Under the output dir, you'll see:

output
    |___speechllm_fc_llama2_7b_lora.nemo
    |___speechllm_fc_llama2_7b_perception
    |         |____model_config.yaml
    |         |____model_weights.ckpt
    |___speechllm_fc_llama2_7b_llm.nemo
    |___ xxx.tokenizer.model

After we get the lora nemo model and llm nemo model, we can merge the lora part into the llm by:

python /opt/NeMo/scripts/nlp_language_modeling/merge_lora_weights/merge.py \
    trainer.accelerator=gpu \
    tensor_model_parallel_size=1 \
    pipeline_model_parallel_size=1 \
    gpt_model_file=output/speechllm_fc_llama2_7b_llm.nemo \
    lora_model_path=output/speechllm_fc_llama2_7b_lora.nemo \
    merged_model_path=speechllm_fc_llama2_7b_llm_merged.nemo

Now we are able to export the engine by:

python3 export_salm.py \
    model.perception_model_path=output/speechllm_fc_llama2_7b_perception \
    model.llm_model_path=output/speechllm_fc_llama2_7b_llm_merged.nemo

You should be able to get the generated engines under ./salm folder.

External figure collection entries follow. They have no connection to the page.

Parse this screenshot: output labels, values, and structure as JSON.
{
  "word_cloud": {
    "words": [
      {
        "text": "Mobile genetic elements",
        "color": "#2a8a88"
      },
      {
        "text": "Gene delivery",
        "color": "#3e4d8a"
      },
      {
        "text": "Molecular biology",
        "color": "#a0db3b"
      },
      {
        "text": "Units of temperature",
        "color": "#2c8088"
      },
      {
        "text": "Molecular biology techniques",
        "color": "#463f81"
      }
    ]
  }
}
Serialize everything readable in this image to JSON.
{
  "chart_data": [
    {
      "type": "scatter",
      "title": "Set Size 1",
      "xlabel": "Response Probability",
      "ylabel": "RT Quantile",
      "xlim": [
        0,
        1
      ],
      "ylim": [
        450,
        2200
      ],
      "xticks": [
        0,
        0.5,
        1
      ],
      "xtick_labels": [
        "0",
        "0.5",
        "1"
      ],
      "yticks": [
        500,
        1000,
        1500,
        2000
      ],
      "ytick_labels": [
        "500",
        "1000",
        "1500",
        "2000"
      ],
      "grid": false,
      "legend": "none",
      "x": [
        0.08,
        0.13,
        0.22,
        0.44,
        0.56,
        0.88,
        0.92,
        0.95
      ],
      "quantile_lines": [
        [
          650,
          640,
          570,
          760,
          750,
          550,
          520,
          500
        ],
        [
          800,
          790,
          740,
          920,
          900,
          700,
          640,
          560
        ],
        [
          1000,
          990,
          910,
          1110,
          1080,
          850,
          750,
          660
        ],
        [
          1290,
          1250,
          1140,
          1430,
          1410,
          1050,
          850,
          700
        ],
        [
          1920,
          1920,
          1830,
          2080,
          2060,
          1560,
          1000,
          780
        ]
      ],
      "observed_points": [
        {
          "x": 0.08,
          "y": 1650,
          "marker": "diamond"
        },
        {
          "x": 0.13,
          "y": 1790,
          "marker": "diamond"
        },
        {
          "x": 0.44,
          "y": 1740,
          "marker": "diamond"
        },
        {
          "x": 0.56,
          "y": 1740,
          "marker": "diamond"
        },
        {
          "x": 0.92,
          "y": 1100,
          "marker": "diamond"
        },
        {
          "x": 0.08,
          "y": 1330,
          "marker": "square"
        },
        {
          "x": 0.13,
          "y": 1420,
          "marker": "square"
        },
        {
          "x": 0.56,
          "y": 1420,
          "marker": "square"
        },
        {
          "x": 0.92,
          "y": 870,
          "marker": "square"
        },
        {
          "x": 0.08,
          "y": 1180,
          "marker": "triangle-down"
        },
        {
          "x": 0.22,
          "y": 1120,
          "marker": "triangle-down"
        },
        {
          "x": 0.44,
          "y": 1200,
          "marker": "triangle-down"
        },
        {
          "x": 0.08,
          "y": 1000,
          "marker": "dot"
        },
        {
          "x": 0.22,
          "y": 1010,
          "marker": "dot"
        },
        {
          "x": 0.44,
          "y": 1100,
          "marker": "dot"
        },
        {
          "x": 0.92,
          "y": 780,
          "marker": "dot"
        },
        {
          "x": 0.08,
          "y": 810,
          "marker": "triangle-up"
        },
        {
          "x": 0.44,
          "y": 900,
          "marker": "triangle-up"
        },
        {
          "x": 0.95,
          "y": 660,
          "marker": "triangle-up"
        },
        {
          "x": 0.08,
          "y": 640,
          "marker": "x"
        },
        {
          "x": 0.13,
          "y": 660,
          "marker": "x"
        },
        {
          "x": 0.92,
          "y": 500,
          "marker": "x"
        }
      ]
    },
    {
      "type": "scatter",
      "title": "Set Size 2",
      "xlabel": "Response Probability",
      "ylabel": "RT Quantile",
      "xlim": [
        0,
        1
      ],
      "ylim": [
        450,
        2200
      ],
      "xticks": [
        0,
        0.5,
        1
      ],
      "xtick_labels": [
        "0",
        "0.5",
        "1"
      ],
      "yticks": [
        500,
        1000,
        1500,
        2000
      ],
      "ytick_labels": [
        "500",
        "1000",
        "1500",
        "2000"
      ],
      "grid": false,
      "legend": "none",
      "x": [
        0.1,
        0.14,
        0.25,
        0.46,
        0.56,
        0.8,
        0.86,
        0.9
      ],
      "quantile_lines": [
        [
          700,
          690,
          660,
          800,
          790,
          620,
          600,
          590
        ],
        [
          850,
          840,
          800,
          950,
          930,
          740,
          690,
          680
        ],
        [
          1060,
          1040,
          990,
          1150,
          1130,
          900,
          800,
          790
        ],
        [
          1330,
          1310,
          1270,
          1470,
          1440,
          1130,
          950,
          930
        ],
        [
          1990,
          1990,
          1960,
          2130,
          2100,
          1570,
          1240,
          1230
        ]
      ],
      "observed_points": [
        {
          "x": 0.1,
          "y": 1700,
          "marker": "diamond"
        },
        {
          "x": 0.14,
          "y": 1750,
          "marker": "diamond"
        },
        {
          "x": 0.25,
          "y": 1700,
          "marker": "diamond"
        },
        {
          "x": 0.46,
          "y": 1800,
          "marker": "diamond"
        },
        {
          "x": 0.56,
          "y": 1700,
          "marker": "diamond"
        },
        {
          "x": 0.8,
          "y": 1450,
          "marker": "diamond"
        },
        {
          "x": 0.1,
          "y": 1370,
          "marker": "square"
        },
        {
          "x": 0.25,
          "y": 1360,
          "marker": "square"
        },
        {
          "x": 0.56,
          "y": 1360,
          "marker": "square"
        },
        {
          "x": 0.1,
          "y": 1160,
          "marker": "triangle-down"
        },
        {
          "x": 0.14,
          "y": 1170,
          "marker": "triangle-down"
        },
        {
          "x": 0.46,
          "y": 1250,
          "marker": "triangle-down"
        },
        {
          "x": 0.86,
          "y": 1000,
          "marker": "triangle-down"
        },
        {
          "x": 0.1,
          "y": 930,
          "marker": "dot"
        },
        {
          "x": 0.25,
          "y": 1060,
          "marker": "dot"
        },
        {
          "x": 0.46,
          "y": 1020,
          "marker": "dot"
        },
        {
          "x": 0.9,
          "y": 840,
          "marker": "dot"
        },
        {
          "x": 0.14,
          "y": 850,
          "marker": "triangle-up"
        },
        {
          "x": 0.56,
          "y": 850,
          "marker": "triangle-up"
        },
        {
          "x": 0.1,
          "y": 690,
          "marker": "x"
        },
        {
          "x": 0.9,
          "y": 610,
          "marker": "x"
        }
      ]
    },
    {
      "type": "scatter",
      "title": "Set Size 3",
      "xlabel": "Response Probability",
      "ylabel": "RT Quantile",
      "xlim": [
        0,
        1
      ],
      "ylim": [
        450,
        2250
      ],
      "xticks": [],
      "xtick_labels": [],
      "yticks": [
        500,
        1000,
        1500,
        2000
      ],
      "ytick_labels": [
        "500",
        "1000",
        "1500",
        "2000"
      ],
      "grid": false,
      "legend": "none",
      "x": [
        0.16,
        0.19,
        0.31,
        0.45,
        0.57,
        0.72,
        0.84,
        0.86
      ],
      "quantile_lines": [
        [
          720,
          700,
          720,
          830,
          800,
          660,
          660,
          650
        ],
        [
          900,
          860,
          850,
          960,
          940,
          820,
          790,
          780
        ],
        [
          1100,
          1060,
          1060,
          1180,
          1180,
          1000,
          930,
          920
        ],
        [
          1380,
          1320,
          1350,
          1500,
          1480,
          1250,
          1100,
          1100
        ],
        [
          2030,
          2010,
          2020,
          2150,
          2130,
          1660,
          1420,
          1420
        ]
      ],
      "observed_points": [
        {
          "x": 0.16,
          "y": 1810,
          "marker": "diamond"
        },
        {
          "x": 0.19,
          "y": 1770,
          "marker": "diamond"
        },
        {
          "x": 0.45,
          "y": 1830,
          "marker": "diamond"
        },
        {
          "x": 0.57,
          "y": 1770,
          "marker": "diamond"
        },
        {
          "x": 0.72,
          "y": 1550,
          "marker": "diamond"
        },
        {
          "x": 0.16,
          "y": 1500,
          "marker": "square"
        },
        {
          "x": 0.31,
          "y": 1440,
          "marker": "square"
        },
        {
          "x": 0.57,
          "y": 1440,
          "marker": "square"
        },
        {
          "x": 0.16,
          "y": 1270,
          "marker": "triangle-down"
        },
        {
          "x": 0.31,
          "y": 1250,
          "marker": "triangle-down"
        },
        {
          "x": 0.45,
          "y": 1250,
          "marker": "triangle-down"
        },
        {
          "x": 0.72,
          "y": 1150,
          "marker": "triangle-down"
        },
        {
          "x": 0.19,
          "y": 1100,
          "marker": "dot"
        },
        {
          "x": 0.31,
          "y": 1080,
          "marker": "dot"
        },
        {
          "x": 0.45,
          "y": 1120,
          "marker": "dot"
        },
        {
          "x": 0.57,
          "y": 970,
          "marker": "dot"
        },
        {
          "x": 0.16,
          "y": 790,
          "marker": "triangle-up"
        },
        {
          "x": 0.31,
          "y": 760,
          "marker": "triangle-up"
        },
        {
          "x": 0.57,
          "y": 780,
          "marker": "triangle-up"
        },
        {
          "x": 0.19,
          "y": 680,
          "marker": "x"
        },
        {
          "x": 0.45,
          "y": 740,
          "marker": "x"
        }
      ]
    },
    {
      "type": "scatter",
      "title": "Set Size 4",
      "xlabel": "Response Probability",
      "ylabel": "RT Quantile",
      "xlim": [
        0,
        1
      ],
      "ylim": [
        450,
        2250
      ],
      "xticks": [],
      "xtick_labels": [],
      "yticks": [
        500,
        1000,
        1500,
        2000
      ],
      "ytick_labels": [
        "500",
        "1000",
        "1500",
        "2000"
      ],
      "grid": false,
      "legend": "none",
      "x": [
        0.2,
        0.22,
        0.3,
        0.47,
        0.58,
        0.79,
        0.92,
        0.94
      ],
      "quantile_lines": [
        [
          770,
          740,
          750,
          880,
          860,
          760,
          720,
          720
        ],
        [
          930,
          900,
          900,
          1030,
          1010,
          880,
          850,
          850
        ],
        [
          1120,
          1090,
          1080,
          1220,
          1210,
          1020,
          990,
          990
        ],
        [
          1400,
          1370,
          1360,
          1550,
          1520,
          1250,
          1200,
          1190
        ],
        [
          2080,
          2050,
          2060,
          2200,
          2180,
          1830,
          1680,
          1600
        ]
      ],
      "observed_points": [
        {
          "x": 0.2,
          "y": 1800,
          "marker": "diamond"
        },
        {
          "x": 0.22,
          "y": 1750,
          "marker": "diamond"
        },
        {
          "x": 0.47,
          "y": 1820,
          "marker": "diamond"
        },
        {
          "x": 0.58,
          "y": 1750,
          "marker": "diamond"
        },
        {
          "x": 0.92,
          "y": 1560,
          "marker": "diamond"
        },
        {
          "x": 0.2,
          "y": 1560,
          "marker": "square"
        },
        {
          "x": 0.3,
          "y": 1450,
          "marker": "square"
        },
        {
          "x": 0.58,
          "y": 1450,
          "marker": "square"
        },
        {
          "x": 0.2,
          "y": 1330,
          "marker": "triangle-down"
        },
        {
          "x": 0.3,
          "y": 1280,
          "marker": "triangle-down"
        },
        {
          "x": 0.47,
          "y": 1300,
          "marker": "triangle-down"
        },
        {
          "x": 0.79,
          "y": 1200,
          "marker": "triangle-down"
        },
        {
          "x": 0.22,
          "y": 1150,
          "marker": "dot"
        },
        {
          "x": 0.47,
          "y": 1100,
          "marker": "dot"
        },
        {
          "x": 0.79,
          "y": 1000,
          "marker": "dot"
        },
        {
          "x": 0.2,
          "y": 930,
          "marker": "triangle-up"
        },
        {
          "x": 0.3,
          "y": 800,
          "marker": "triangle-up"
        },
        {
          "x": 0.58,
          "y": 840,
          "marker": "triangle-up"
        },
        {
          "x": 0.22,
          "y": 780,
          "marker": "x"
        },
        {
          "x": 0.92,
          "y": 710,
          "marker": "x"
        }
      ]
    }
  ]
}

To run the engines, you may run:

from nemo.export.tensorrt_mm_exporter import TensorRTMMExporter

output_dir = "/ws/salm" # the engine directory
trt_llm_exporter = TensorRTMMExporter(model_dir=output_dir, load_model=True, modality='audio')
input_text = "Q: what's the transcription of the audio? A:"
input_media = '/ws/data/test_audio.wav'
print(trt_llm_exporter.forward(input_text, input_media))

Deploy

If you want to generate the engines and deploy them with Triton Inference Server, you may also run:

python3 NeMo/scripts/deploy/multimodal/deploy_triton.py \
        --modality="audio" \
        --visual_checkpoint=NeMo/examples/multimodal/speech_llm/export/output/speechllm_fc_llama2_7b_perception \
        --llm_checkpoint=NeMo/examples/multimodal/speech_llm/export/output/speechllm_fc_llama2_7b_llm_merged.nemo \
        --llm_model_type="llama" \
        --model_type="salm" \
        --triton_model_name="salm" \
        --max_input_len=4096 \
        --max_output_len=256 \
        --max_multimodal_len=3072 \
        --triton_model_repository=/tmp/trt_model_dir/

And on client side, you may run:

python3 NeMo/scripts/deploy/multimodal/query.py \
        --model_name="salm" \
        --model_type="salm" \
        --input_text="Q: what's the transcription of the audio? A:" \
        --input_media=/ws/data/test_audio.wav

For more details, please check NeMo/scripts/deploy/multimodal/deploy_triton.py and NeMo/scripts/deploy/multimodal/query.py.